Los apagones de varias horas y sin un cronograma oficial, según reclaman los afectados, regresaron en febrero pasado. Antes, hubo una aparente estabilización durante 2025 de la crisis eléctrica que el país padece desde hace más de 15 años.
No fue sino hasta el 22 de marzo cuando la presidenta encargada, Delcy Rodríguez, informó sobre un «plan de ahorro energético» para hacer frente a un fenómeno solar. Ella anticipó que causaría un aumento de las temperaturas durante 45 días en el país. El período venció este miércoles.
En medio de las quejas de los usuarios, la Vicepresidencia Sectorial de Obras Públicas y Servicios informó que este 7 de mayo el país alcanzó «un hito en la demanda eléctrica». Se llegó a los 15.570 megavatios. Además, la cifra fue descrita como «la más alta en los últimos nueve años».
Ante el mayor consumo, que atribuyó a las «altas temperaturas» y al «crecimiento económico», el gobierno anunció que ejecuta «maniobras» de estabilización y protección del sistema eléctrico. De este modo, buscan garantizar el equilibrio del servicio.
Horas sin luz
Pero en el día a día la preocupación de los usuarios se concentra en los cortes imprevistos del servicio. Dichos cortes pueden llegar a extenderse hasta por siete horas en ciudades como Maracaibo -la capital del Zulia- o Mérida.

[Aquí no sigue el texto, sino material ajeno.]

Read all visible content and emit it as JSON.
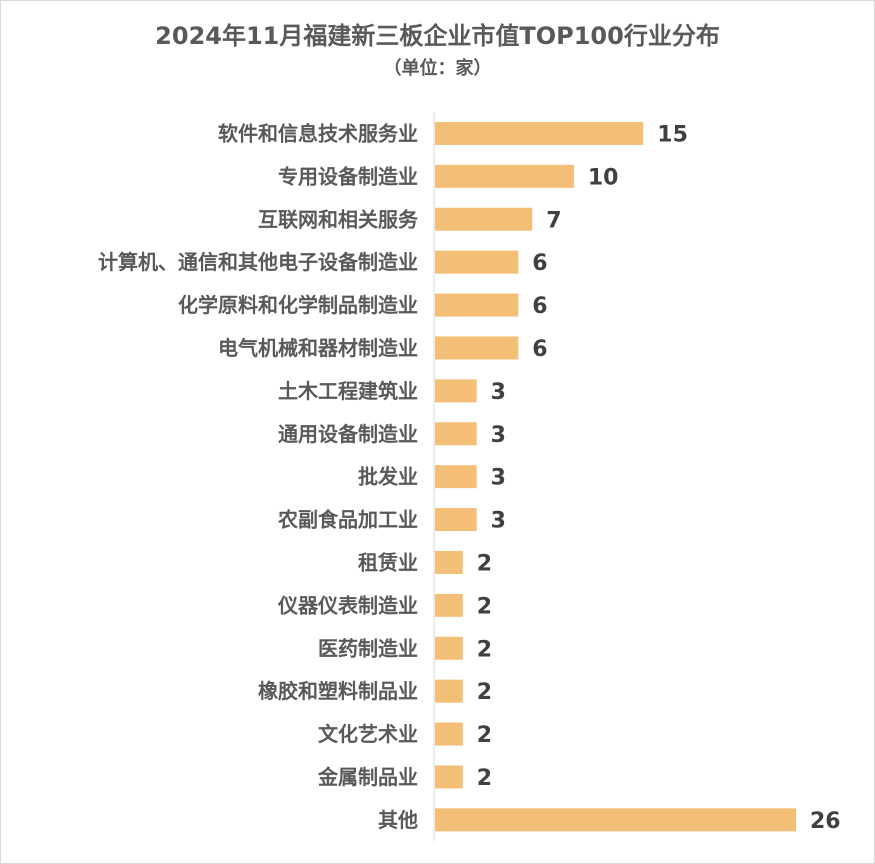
{
  "chart_data": {
    "type": "bar",
    "orientation": "horizontal",
    "title": "2024年11月福建新三板企业市值TOP100行业分布",
    "subtitle": "（单位：家）",
    "categories": [
      "软件和信息技术服务业",
      "专用设备制造业",
      "互联网和相关服务",
      "计算机、通信和其他电子设备制造业",
      "化学原料和化学制品制造业",
      "电气机械和器材制造业",
      "土木工程建筑业",
      "通用设备制造业",
      "批发业",
      "农副食品加工业",
      "租赁业",
      "仪器仪表制造业",
      "医药制造业",
      "橡胶和塑料制品业",
      "文化艺术业",
      "金属制品业",
      "其他"
    ],
    "values": [
      15,
      10,
      7,
      6,
      6,
      6,
      3,
      3,
      3,
      3,
      2,
      2,
      2,
      2,
      2,
      2,
      26
    ],
    "xlim": [
      0,
      26
    ],
    "grid": false,
    "legend": "none",
    "bar_color": "#F3BE76",
    "axis_color": "#d9d9d9"
  }
}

Ambas urbes, ubicadas en el oeste del país, pertenecen a la zona más castigada por las fallas eléctricas de las últimas dos décadas. Esto se debe a que son el último eslabón de la red alimentada principalmente por la central de Guri, ubicada en el suroeste venezolano. Dicha central está en el extremo opuesto del territorio nacional.
«Es una sorpresa, una ruleta rusa lo que estamos viviendo con el sistema eléctrico cuando se va la luz», dijo a EFE Gustavo Aguilar, de 68 años y habitante de la comunidad marabina de Zapara, sobre los cortes inesperados.
Aguilar se queja de que «no hay ninguna información oficial (…) de por qué está sucediendo esto», y se declara «un poco escéptico» ante las negociaciones anunciadas por el gobierno con las compañías Siemens y General Electric para resolver la crisis eléctrica en el Zulia.